Coca cultivation in Colombia has skyrocketed to levels unseen in the history of cocaine trafficking, the country’s defense minister admitted on Thursday.
According to the SIMCI measuring system that is operated by the national government and the United Nations, 179,000 hectares were used to cultivate the base ingredient for cocaine.
This is a 23% increase compared to last year when the government kicked off two ambitious counter-narcotics strategies to put the brakes on the illicit industry.
The number are expected to be confirmed by the United Nations Office on Drugs and Crime within months.
Does nothing work?
According to the Defense Ministry, 50,000 hectares were forcibly eradicated in 2017. The post-conflict ministry said that another 16,750 hectares were eradicated voluntarily since May last year.
Nevertheless,, coca cultivation has nearly quadrupled since 2013. Farmers simply replace forcibly eradicated crops with new ones. Only the voluntarily eradicated crops are monitored to prevent recidivism.
Coca cultivation in Colombia
The increase in coca cultivation is a major blow for the country’s peace process with demobilized FARC guerrillas.
The revenue coming from drugs and other illegal activity like gold mining is fueling the rearmament of paramilitary groups and dissident FARC groups that could undo progress made by demobilizing and disarming the guerrillas.
Funding the next war?
The FARC controlled much of the territories where coca is grown and has actively been helping farmers to remove their coca crops, sow legal crops and join the legal economy.
Rival groups and drug traffickers, however, have violently opposed the strategy. More than 200 coca farmers have been assassinated over the past year alone, according to their federation.
Colombia’s security forces are in shambles. They have failed to assume control over abandoned FARC territory and are unable to confront the guerrilla and paramilitary groups that rule the countryside.

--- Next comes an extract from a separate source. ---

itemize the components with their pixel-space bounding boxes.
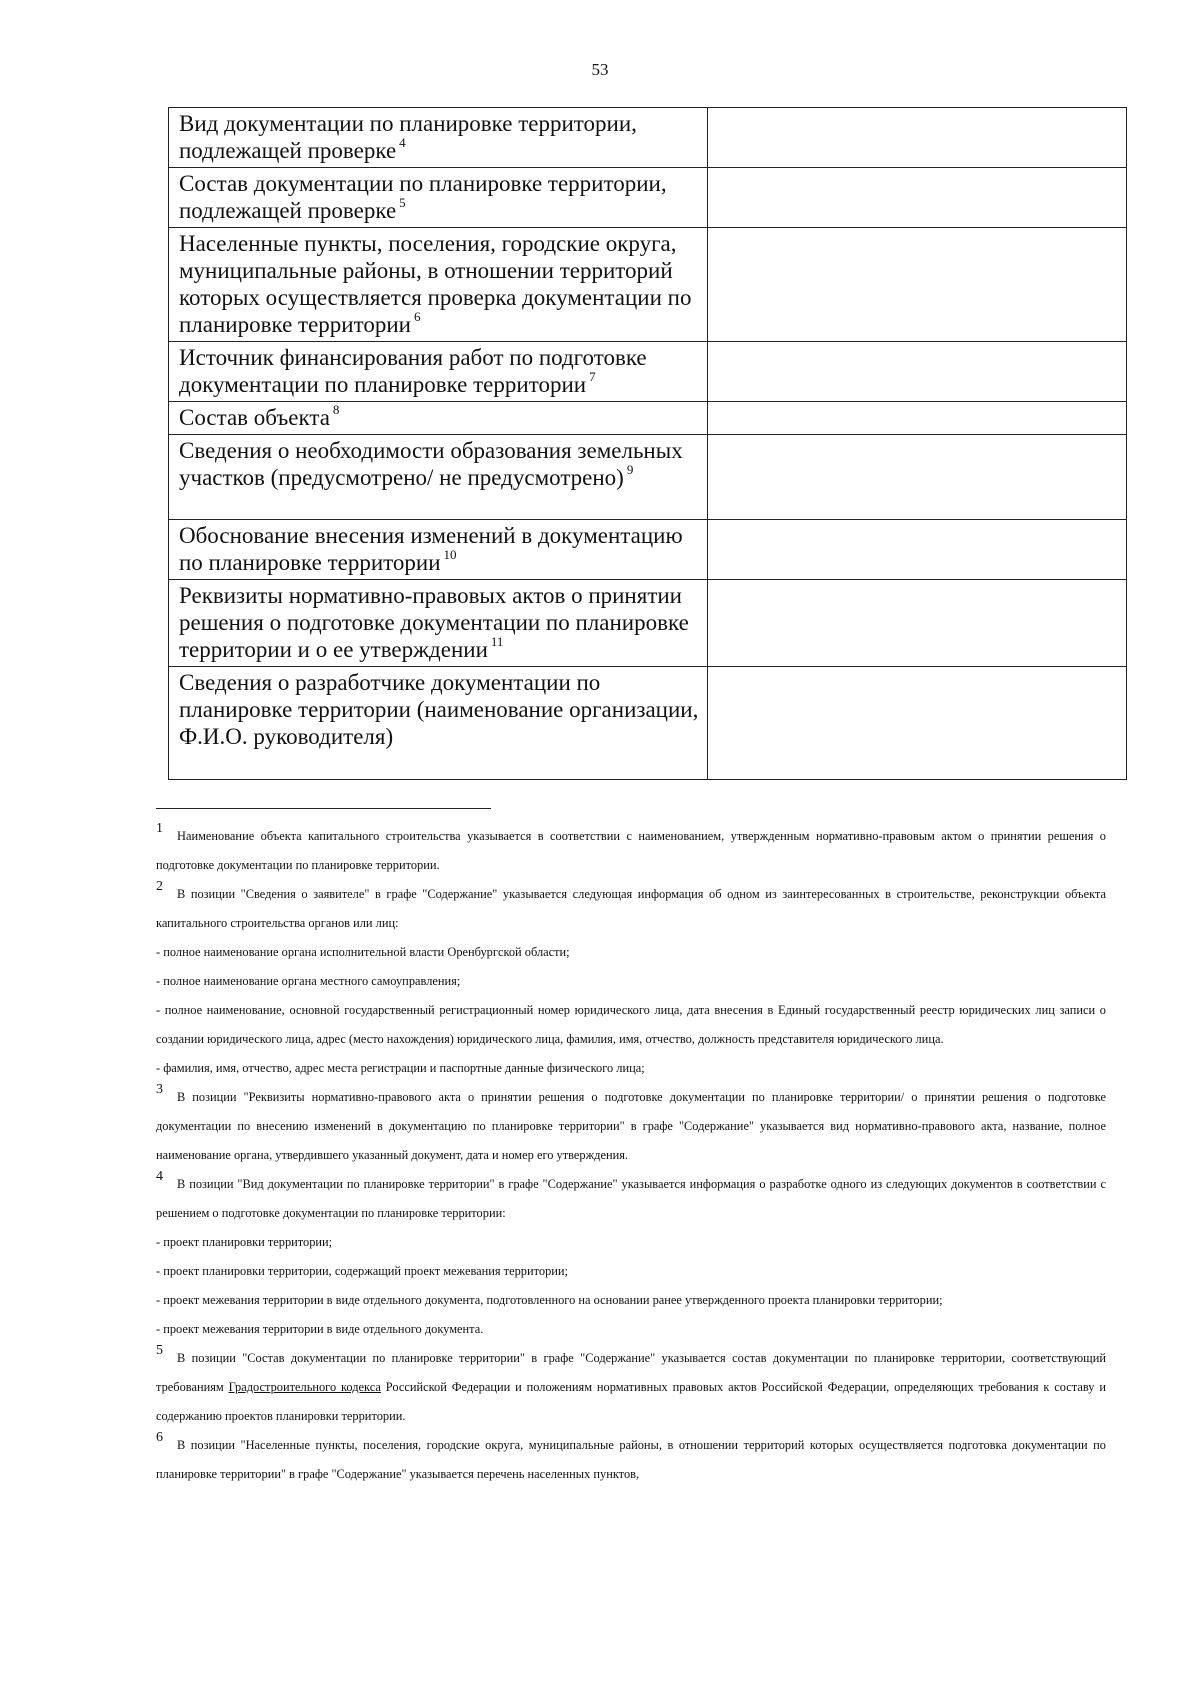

The war on drugs once declared by former US President Richard Nixon appears to be over, and the narcos seem to have won.
The long-term strategy
Bogota and Washington DC have known since last year that their joint counter-narcotics strategy was failing, and has been for decades according to some.

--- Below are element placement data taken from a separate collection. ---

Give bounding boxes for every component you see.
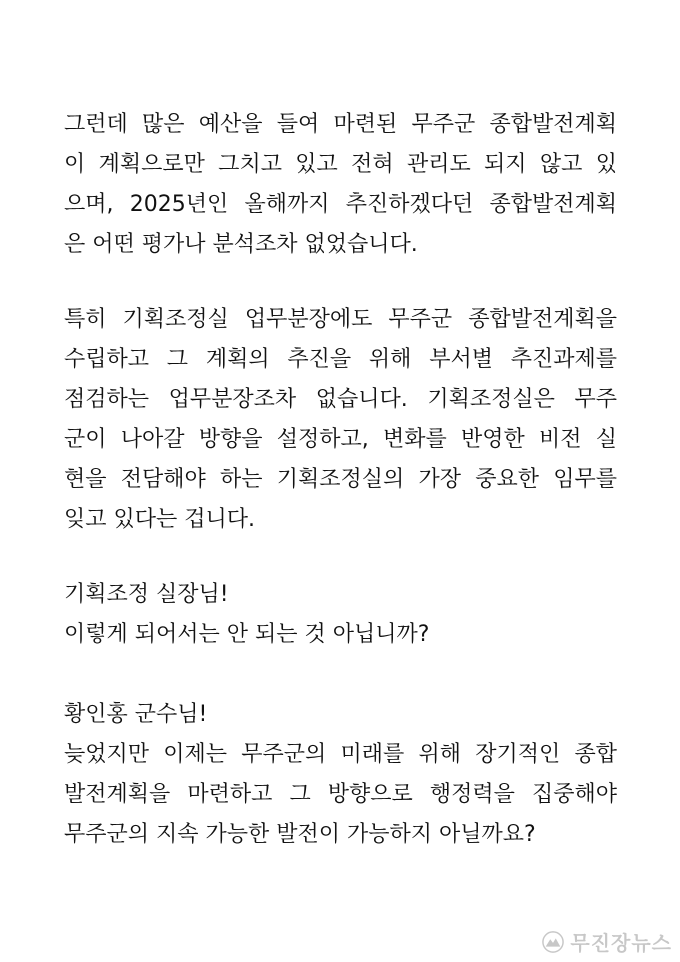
paragraph2-line-4: 군이 나아갈 방향을 설정하고, 변화를 반영한 비전 실	[64, 427, 617, 452]
paragraph1-line-4: 은 어떤 평가나 분석조차 없었습니다.	[64, 232, 418, 257]
paragraph1-line-1: 그런데 많은 예산을 들여 마련된 무주군 종합발전계획	[64, 112, 617, 137]
mountain-logo-icon	[542, 931, 564, 953]
paragraph2-line-3: 점검하는 업무분장조차 없습니다. 기획조정실은 무주	[64, 387, 617, 412]
watermark-text: 무진장뉴스	[570, 931, 672, 955]
paragraph3-line-2: 이렇게 되어서는 안 되는 것 아닙니까?	[64, 622, 430, 647]
watermark	[542, 927, 672, 956]
paragraph4-line-4: 무주군의 지속 가능한 발전이 가능하지 아닐까요?	[64, 822, 536, 847]
paragraph2-line-6: 잊고 있다는 겁니다.	[64, 507, 255, 532]
paragraph2-line-1: 특히 기획조정실 업무분장에도 무주군 종합발전계획을	[64, 307, 617, 332]
paragraph2-line-2: 수립하고 그 계획의 추진을 위해 부서별 추진과제를	[64, 347, 617, 372]
paragraph1-line-2: 이 계획으로만 그치고 있고 전혀 관리도 되지 않고 있	[64, 152, 617, 177]
paragraph1-line-3: 으며, 2025년인 올해까지 추진하겠다던 종합발전계획	[64, 192, 617, 217]
paragraph4-line-3: 발전계획을 마련하고 그 방향으로 행정력을 집중해야	[64, 782, 617, 807]
paragraph3-line-1: 기획조정 실장님!	[64, 582, 229, 607]
paragraph2-line-5: 현을 전담해야 하는 기획조정실의 가장 중요한 임무를	[64, 467, 617, 492]
paragraph4-line-2: 늦었지만 이제는 무주군의 미래를 위해 장기적인 종합	[64, 742, 617, 767]
paragraph4-line-1: 황인홍 군수님!	[64, 702, 208, 727]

The United Nations began working with Colombia last year in an attempt to improve living condition in the impoverished coca-growing areas and allow farmers to take part in the legal economy through crop substitution.
To support this effort, US and Colombian officials formulated a five-year plan during which they hope to reduce coca cultivation in half, taking to account international efforts to reduce coca through development and crop substitution.
Unlike the failed “Plan Colombia,” which sought to eradicate coca through aerial fumigation and forced eradication, the two countries have been developing a long-term strategy that seeks to reduce coca cultivation in half before 2023.
While continuing to pursue repressive methods like aerial fumigation and forced eradication, the US has vowed to also invest in rural development and increased efforts to dismantle the transnational drug trafficking and money laundering organization that make up key elements of the drug trade.